Folha de S. Paulo


O diabo e o financiamento da eleição 2016

Estamos a ponto de constatar que "o diabo às vezes aparece como homem de bem", conforme o verso de Bob Dylan. No ano passado, uma aliança de uns tantos ingênuos, como Chapeuzinho Vermelho, e outros muitos espertos, como Lobo Mau, conseguiu proibir doações de empresas a campanhas eleitorais no Brasil, país sem tradição de contribuições individuais.

Está chegando a hora de ver o resultado, tão óbvio como tenebroso: as contribuições criminosas serão estrelas do financiamento eleitoral em 2016. A profunda crise econômica só agrava a dificuldade de inverter a cultura enraizada na cidadania. Dizer que, no auge do desemprego, da inflação e da queda do PIB, o povo começará a apoiar com dinheiro seus políticos prediletos, só pode ser papo de Lobo para enganar Chapeuzinho.

O crime organizado mais antigo, influente e persistente do Brasil é o jogo ilegal, "a contravenção", como se diz no Rio. Você notou as notícias recentes sobre projetos legislativos para legalizar o jogo? Bingo! Alguém já pôs a rodar a roleta da contribuição eleitoral.

Contrabandistas, traficantes e banqueiros de bicho e bingo sempre trabalharam à margem da legalidade, seu único caixa é o 2. Para eles, não é preciso inventar nada. Suas doações serão como sempre foram. Vão reinar. As outras terão redução.

Quando defendeu o fim das contribuições de empresas, Lobo Mau sabia que uma importante forma de crime eleitoral permaneceria intocada, agora até mais forte: sindicatos (patronais e de empregados) e movimentos sociais são proibidos de fazer política eleitoral por serem beneficiados com dinheiro público, como o imposto sindical. Mas fazem, intensamente. Assim, cometem crime ao fazer campanha. Chapeuzinho crê que a partir de agora vão se conter.

Lobo Mau também sabia que políticos com mandato têm sempre mais recursos para campanha, gastos ligados ao gabinete e exposição na mídia por quatro anos. Com poucos recursos, é quase impossível batê-los em uma campanha de 45 dias. Resultado, Lobos com mandato tendem a se perpetuar no poder.

Por fim, o resultado mais preocupante das novas regras é a possibilidade de que cresça vertiginosamente a participação do banditismo no financiamento de campanhas. Simplesmente porque sua contabilidade sempre foi "não oficial", basta fazer como sempre.

Um sintoma do tamanho desse risco são as constantes investigações sobre a participação de organizações criminosas em empresas de transportes públicos e a crescente representação parlamentar desses interesses. Se aconteceu antes, é provável que cresça a partir de agora.
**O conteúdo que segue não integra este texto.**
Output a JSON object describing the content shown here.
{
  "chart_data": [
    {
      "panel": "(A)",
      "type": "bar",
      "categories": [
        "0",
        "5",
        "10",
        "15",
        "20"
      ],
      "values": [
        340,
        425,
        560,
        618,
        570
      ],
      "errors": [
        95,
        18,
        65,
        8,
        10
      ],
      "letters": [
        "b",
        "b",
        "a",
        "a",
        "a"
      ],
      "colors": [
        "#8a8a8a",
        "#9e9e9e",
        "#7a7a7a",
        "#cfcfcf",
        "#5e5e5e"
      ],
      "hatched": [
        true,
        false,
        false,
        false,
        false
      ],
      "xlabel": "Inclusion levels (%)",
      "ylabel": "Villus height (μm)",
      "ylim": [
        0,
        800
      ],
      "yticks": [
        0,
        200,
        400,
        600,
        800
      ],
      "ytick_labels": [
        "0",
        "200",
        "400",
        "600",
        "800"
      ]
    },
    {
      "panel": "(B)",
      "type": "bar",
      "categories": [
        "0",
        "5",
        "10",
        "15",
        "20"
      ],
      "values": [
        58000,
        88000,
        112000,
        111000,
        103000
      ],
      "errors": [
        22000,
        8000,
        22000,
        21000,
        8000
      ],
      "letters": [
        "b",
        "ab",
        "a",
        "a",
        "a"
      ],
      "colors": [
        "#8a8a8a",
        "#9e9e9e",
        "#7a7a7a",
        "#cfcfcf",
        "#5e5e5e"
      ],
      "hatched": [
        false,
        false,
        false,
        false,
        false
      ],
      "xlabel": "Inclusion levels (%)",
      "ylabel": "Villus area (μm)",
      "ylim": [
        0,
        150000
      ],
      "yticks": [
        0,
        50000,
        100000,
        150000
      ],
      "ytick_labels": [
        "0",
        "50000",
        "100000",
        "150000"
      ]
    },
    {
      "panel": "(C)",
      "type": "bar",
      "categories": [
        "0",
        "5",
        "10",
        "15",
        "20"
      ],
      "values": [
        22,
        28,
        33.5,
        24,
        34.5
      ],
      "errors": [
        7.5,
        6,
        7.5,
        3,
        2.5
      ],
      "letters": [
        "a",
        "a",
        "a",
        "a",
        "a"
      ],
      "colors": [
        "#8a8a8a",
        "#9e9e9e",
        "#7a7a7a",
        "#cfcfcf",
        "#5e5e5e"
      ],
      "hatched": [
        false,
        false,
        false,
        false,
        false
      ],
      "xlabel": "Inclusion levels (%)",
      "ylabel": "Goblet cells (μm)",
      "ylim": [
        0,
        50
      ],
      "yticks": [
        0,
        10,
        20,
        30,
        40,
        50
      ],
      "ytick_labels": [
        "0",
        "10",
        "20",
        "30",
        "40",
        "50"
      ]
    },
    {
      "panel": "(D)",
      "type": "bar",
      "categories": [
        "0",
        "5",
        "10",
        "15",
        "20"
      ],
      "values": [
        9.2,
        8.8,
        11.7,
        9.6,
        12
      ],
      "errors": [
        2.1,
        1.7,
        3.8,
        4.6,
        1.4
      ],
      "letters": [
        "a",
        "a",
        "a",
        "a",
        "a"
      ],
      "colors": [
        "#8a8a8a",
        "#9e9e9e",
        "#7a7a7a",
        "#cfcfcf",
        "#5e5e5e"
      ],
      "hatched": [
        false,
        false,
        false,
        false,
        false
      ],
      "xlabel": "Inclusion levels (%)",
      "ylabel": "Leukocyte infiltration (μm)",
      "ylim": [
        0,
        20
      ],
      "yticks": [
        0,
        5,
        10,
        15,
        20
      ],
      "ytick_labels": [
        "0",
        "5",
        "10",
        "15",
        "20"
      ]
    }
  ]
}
As doações de empresas, devidamente registradas, são permitidas nas mais antigas democracias sobre a Terra, como EUA e outros países de tradição legalista. Em vez de influenciar insidiosamente a política, a transparência torna explícita a relação entre apoiadores e as teses defendidas pelos eleitos. Exemplo: a relação da indústria do petróleo com o presidente George W. Bush explica suas posições contra a redução de gases de efeito estufa. Não há nada escondido, nada a investigar.

Num regime de transparência, se alguém doa dinheiro por caixa 2, podendo fazê-lo legalmente, é por ter razões espúrias. Já com as novas disposições adotadas pelo Brasil, na prática, as doações ilegais vão se tornar norma. E aí, quanto mais Mau, melhor se dá o Lobo.